A substantial strand focuses on philosophy of mind and the relation between mind and body, comparing forms of dualism with physicalist approaches such as behaviourism, functionalism, type-identity theory, and eliminative materialism. These discussions draw on well-known thought experiments and arguments (for example, zombies, Mary, inverted qualia, and issues around introspection, explanation, and multiple realisability).
Another major theme is epistemology and metaphysics: what knowledge is, how it is justified, and whether sceptical challenges can be answered. The podcast covers the tripartite account of knowledge and Gettier-style problems, as well as perception (direct and indirect realism and idealism) and debates over reason, intuition, deduction, and innate knowledge.
The philosophy of religion also features prominently, including classical arguments for God’s existence (cosmological, teleological/design, and ontological arguments), debates about God’s attributes, the problem of evil, and questions about whether religious language is meaningful.

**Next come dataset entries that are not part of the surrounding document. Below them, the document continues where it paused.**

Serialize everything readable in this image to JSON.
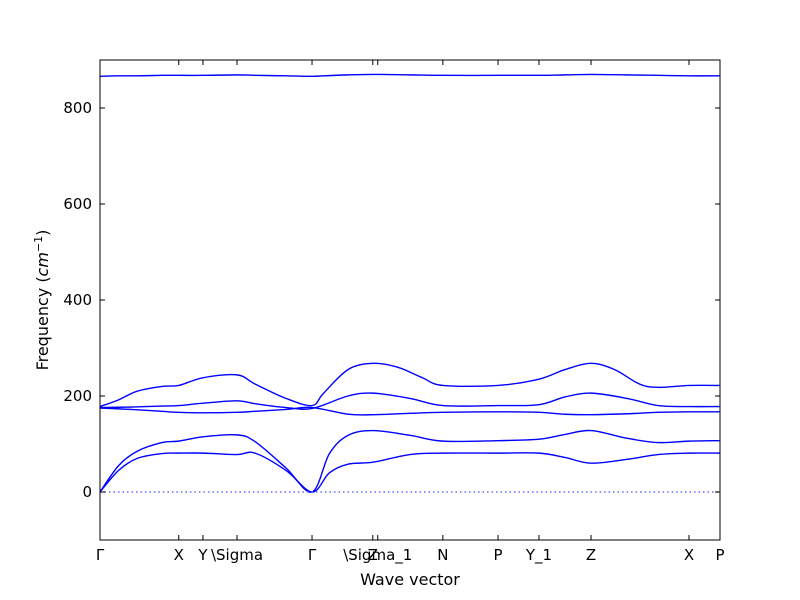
{
  "chart_data": {
    "type": "line",
    "xlabel": "Wave vector",
    "ylabel": "Frequency (",
    "ylabel_unit": "cm",
    "ylabel_exp": "−1",
    "ylabel_close": ")",
    "ylim": [
      -100,
      900
    ],
    "xlim": [
      0,
      1
    ],
    "yticks": [
      0,
      200,
      400,
      600,
      800
    ],
    "ytick_labels": [
      "0",
      "200",
      "400",
      "600",
      "800"
    ],
    "line_color": "#0000ff",
    "zero_line_color": "#6a6aff",
    "grid": false,
    "xticks": [
      {
        "pos": 0.0,
        "label": "Γ"
      },
      {
        "pos": 0.127,
        "label": "X"
      },
      {
        "pos": 0.166,
        "label": "Y"
      },
      {
        "pos": 0.221,
        "label": "\\Sigma"
      },
      {
        "pos": 0.342,
        "label": "Γ"
      },
      {
        "pos": 0.44,
        "label": "Z"
      },
      {
        "pos": 0.448,
        "label": "\\Sigma_1"
      },
      {
        "pos": 0.553,
        "label": "N"
      },
      {
        "pos": 0.642,
        "label": "P"
      },
      {
        "pos": 0.708,
        "label": "Y_1"
      },
      {
        "pos": 0.792,
        "label": "Z"
      },
      {
        "pos": 0.95,
        "label": "X"
      },
      {
        "pos": 1.0,
        "label": "P"
      }
    ],
    "series": [
      {
        "x": [
          0,
          0.03,
          0.06,
          0.1,
          0.127,
          0.166,
          0.221,
          0.25,
          0.3,
          0.342,
          0.36,
          0.4,
          0.44,
          0.5,
          0.553,
          0.642,
          0.708,
          0.75,
          0.792,
          0.85,
          0.9,
          0.95,
          1.0
        ],
        "values": [
          866,
          867,
          867,
          868,
          868,
          868,
          869,
          868,
          867,
          866,
          867,
          869,
          870,
          869,
          868,
          868,
          868,
          869,
          870,
          869,
          868,
          867,
          867
        ]
      },
      {
        "x": [
          0,
          0.03,
          0.06,
          0.1,
          0.127,
          0.166,
          0.221,
          0.25,
          0.3,
          0.342,
          0.36,
          0.4,
          0.44,
          0.48,
          0.52,
          0.553,
          0.642,
          0.708,
          0.75,
          0.792,
          0.83,
          0.87,
          0.9,
          0.95,
          1.0
        ],
        "values": [
          178,
          192,
          210,
          220,
          222,
          238,
          244,
          225,
          195,
          180,
          205,
          255,
          268,
          260,
          238,
          222,
          222,
          235,
          255,
          268,
          255,
          225,
          218,
          222,
          222
        ]
      },
      {
        "x": [
          0,
          0.05,
          0.1,
          0.127,
          0.166,
          0.221,
          0.25,
          0.3,
          0.342,
          0.4,
          0.44,
          0.5,
          0.553,
          0.642,
          0.708,
          0.75,
          0.792,
          0.85,
          0.9,
          0.95,
          1.0
        ],
        "values": [
          176,
          177,
          179,
          180,
          185,
          190,
          184,
          176,
          174,
          200,
          206,
          195,
          180,
          180,
          182,
          198,
          206,
          195,
          180,
          178,
          178
        ]
      },
      {
        "x": [
          0,
          0.05,
          0.1,
          0.127,
          0.166,
          0.221,
          0.25,
          0.3,
          0.342,
          0.4,
          0.44,
          0.5,
          0.553,
          0.642,
          0.708,
          0.75,
          0.792,
          0.85,
          0.9,
          0.95,
          1.0
        ],
        "values": [
          175,
          172,
          168,
          166,
          165,
          166,
          168,
          172,
          176,
          162,
          161,
          164,
          166,
          167,
          166,
          162,
          161,
          163,
          166,
          167,
          167
        ]
      },
      {
        "x": [
          0,
          0.03,
          0.06,
          0.1,
          0.127,
          0.166,
          0.221,
          0.25,
          0.3,
          0.342,
          0.37,
          0.4,
          0.44,
          0.5,
          0.553,
          0.642,
          0.708,
          0.75,
          0.792,
          0.85,
          0.9,
          0.95,
          1.0
        ],
        "values": [
          0,
          55,
          85,
          103,
          106,
          115,
          119,
          105,
          50,
          0,
          80,
          118,
          128,
          118,
          106,
          107,
          110,
          120,
          128,
          112,
          103,
          106,
          107
        ]
      },
      {
        "x": [
          0,
          0.03,
          0.06,
          0.1,
          0.127,
          0.166,
          0.221,
          0.25,
          0.3,
          0.342,
          0.37,
          0.4,
          0.44,
          0.5,
          0.553,
          0.642,
          0.708,
          0.75,
          0.792,
          0.85,
          0.9,
          0.95,
          1.0
        ],
        "values": [
          0,
          45,
          70,
          80,
          81,
          81,
          78,
          81,
          45,
          0,
          40,
          58,
          62,
          78,
          81,
          81,
          81,
          72,
          60,
          68,
          78,
          81,
          81
        ]
      },
      {
        "x": [
          0,
          1
        ],
        "values": [
          0,
          0
        ],
        "style": "dotted"
      }
    ]
  }
}
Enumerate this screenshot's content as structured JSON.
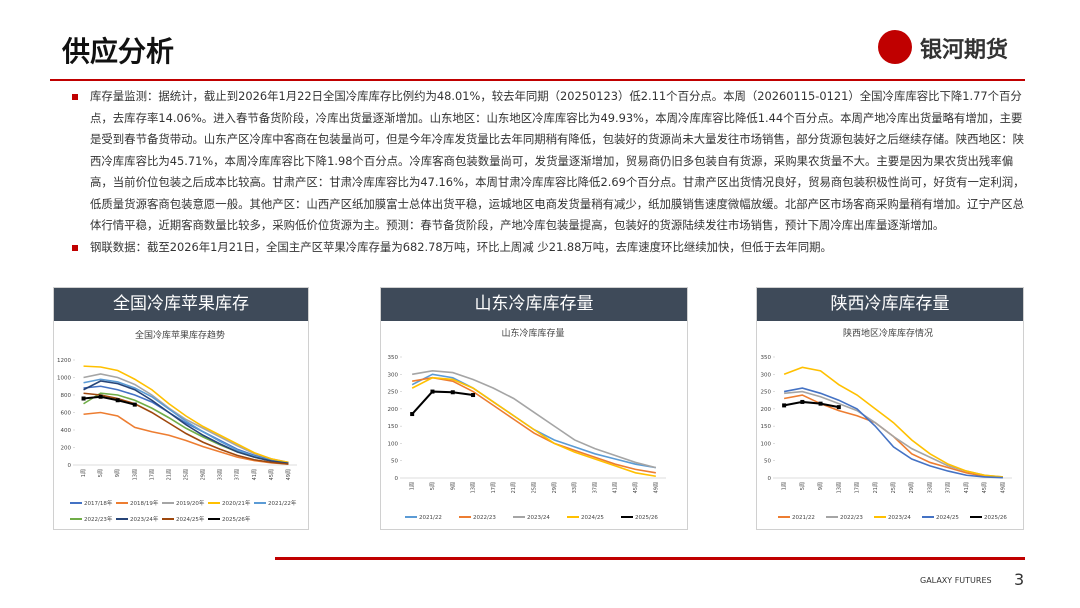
{
  "header": {
    "title": "供应分析",
    "brand": "银河期货"
  },
  "bullets": [
    "库存量监测：据统计，截止到2026年1月22日全国冷库库存比例约为48.01%，较去年同期（20250123）低2.11个百分点。本周（20260115-0121）全国冷库库容比下降1.77个百分点，去库存率14.06%。进入春节备货阶段，冷库出货量逐渐增加。山东地区：山东地区冷库库容比为49.93%，本周冷库库容比降低1.44个百分点。本周产地冷库出货量略有增加，主要是受到春节备货带动。山东产区冷库中客商在包装量尚可，但是今年冷库发货量比去年同期稍有降低，包装好的货源尚未大量发往市场销售，部分货源包装好之后继续存储。陕西地区：陕西冷库库容比为45.71%，本周冷库库容比下降1.98个百分点。冷库客商包装数量尚可，发货量逐渐增加，贸易商仍旧多包装自有货源，采购果农货量不大。主要是因为果农货出残率偏高，当前价位包装之后成本比较高。甘肃产区：甘肃冷库库容比为47.16%，本周甘肃冷库库容比降低2.69个百分点。甘肃产区出货情况良好，贸易商包装积极性尚可，好货有一定利润，低质量货源客商包装意愿一般。其他产区：山西产区纸加膜富士总体出货平稳，运城地区电商发货量稍有减少，纸加膜销售速度微幅放缓。北部产区市场客商采购量稍有增加。辽宁产区总体行情平稳，近期客商数量比较多，采购低价位货源为主。预测：春节备货阶段，产地冷库包装量提高，包装好的货源陆续发往市场销售，预计下周冷库出库量逐渐增加。",
    "钢联数据：截至2026年1月21日，全国主产区苹果冷库存量为682.78万吨，环比上周减 少21.88万吨，去库速度环比继续加快，但低于去年同期。"
  ],
  "panels": [
    {
      "heading": "全国冷库苹果库存"
    },
    {
      "heading": "山东冷库库存量"
    },
    {
      "heading": "陕西冷库库存量"
    }
  ],
  "chart_data": [
    {
      "type": "line",
      "title": "全国冷库苹果库存趋势",
      "categories": [
        "1周",
        "5周",
        "9周",
        "13周",
        "17周",
        "21周",
        "25周",
        "29周",
        "33周",
        "37周",
        "41周",
        "45周",
        "49周"
      ],
      "ylim": [
        0,
        1200
      ],
      "yticks": [
        0,
        200,
        400,
        600,
        800,
        1000,
        1200
      ],
      "series": [
        {
          "name": "2017/18年",
          "color": "#4472c4",
          "values": [
            880,
            900,
            860,
            800,
            720,
            600,
            480,
            380,
            280,
            180,
            110,
            60,
            30
          ]
        },
        {
          "name": "2018/19年",
          "color": "#ed7d31",
          "values": [
            580,
            600,
            560,
            430,
            380,
            340,
            280,
            210,
            150,
            90,
            50,
            25,
            10
          ]
        },
        {
          "name": "2019/20年",
          "color": "#a5a5a5",
          "values": [
            1000,
            1040,
            1000,
            920,
            800,
            650,
            520,
            420,
            320,
            220,
            130,
            70,
            30
          ]
        },
        {
          "name": "2020/21年",
          "color": "#ffc000",
          "values": [
            1130,
            1120,
            1080,
            980,
            860,
            700,
            560,
            440,
            340,
            240,
            140,
            70,
            30
          ]
        },
        {
          "name": "2021/22年",
          "color": "#5b9bd5",
          "values": [
            940,
            980,
            950,
            880,
            780,
            640,
            500,
            380,
            270,
            170,
            100,
            50,
            20
          ]
        },
        {
          "name": "2022/23年",
          "color": "#70ad47",
          "values": [
            700,
            820,
            800,
            740,
            650,
            540,
            420,
            320,
            230,
            150,
            90,
            45,
            20
          ]
        },
        {
          "name": "2023/24年",
          "color": "#264478",
          "values": [
            860,
            960,
            930,
            860,
            740,
            600,
            460,
            340,
            240,
            150,
            90,
            45,
            20
          ]
        },
        {
          "name": "2024/25年",
          "color": "#9e480e",
          "values": [
            820,
            800,
            760,
            700,
            600,
            480,
            360,
            260,
            180,
            110,
            60,
            30,
            10
          ]
        },
        {
          "name": "2025/26年",
          "color": "#000000",
          "marker": "square",
          "values": [
            760,
            780,
            740,
            690,
            null,
            null,
            null,
            null,
            null,
            null,
            null,
            null,
            null
          ]
        }
      ]
    },
    {
      "type": "line",
      "title": "山东冷库库存量",
      "categories": [
        "1周",
        "5周",
        "9周",
        "13周",
        "17周",
        "21周",
        "25周",
        "29周",
        "33周",
        "37周",
        "41周",
        "45周",
        "49周"
      ],
      "ylim": [
        0,
        350
      ],
      "yticks": [
        0,
        50,
        100,
        150,
        200,
        250,
        300,
        350
      ],
      "series": [
        {
          "name": "2021/22",
          "color": "#5b9bd5",
          "values": [
            270,
            300,
            290,
            260,
            220,
            180,
            140,
            110,
            90,
            70,
            55,
            40,
            30
          ]
        },
        {
          "name": "2022/23",
          "color": "#ed7d31",
          "values": [
            280,
            290,
            280,
            250,
            210,
            170,
            130,
            100,
            80,
            60,
            40,
            25,
            15
          ]
        },
        {
          "name": "2023/24",
          "color": "#a5a5a5",
          "values": [
            300,
            310,
            305,
            285,
            260,
            230,
            190,
            150,
            110,
            85,
            65,
            45,
            30
          ]
        },
        {
          "name": "2024/25",
          "color": "#ffc000",
          "values": [
            260,
            290,
            285,
            260,
            220,
            180,
            140,
            100,
            75,
            55,
            35,
            15,
            5
          ]
        },
        {
          "name": "2025/26",
          "color": "#000000",
          "marker": "square",
          "values": [
            185,
            250,
            248,
            240,
            null,
            null,
            null,
            null,
            null,
            null,
            null,
            null,
            null
          ]
        }
      ]
    },
    {
      "type": "line",
      "title": "陕西地区冷库库存情况",
      "categories": [
        "1周",
        "5周",
        "9周",
        "13周",
        "17周",
        "21周",
        "25周",
        "29周",
        "33周",
        "37周",
        "41周",
        "45周",
        "49周"
      ],
      "ylim": [
        0,
        350
      ],
      "yticks": [
        0,
        50,
        100,
        150,
        200,
        250,
        300,
        350
      ],
      "series": [
        {
          "name": "2021/22",
          "color": "#ed7d31",
          "values": [
            230,
            240,
            215,
            195,
            180,
            160,
            120,
            70,
            45,
            30,
            15,
            5,
            3
          ]
        },
        {
          "name": "2022/23",
          "color": "#a5a5a5",
          "values": [
            245,
            250,
            235,
            215,
            195,
            160,
            120,
            85,
            60,
            35,
            20,
            8,
            3
          ]
        },
        {
          "name": "2023/24",
          "color": "#ffc000",
          "values": [
            300,
            320,
            310,
            270,
            240,
            200,
            160,
            110,
            70,
            40,
            20,
            8,
            3
          ]
        },
        {
          "name": "2024/25",
          "color": "#4472c4",
          "values": [
            250,
            260,
            245,
            225,
            200,
            150,
            90,
            55,
            35,
            20,
            8,
            3,
            1
          ]
        },
        {
          "name": "2025/26",
          "color": "#000000",
          "marker": "square",
          "values": [
            210,
            220,
            215,
            205,
            null,
            null,
            null,
            null,
            null,
            null,
            null,
            null,
            null
          ]
        }
      ]
    }
  ],
  "footer": {
    "brand": "GALAXY FUTURES",
    "page": 3
  }
}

Ethics content ranges from normative theories—utilitarianism, Kantian deontology, Aristotelian virtue ethics, natural law, and situation ethics—to metaethics (moral realism and anti-realism). Applied ethics topics include abortion, euthanasia, sexual ethics, animal ethics and eating animals, war and peace, and business ethics. Some episodes provide short introductions alongside longer, more detailed discussions, and there is also attention to foundational philosophical “key terms” used in argument and analysis.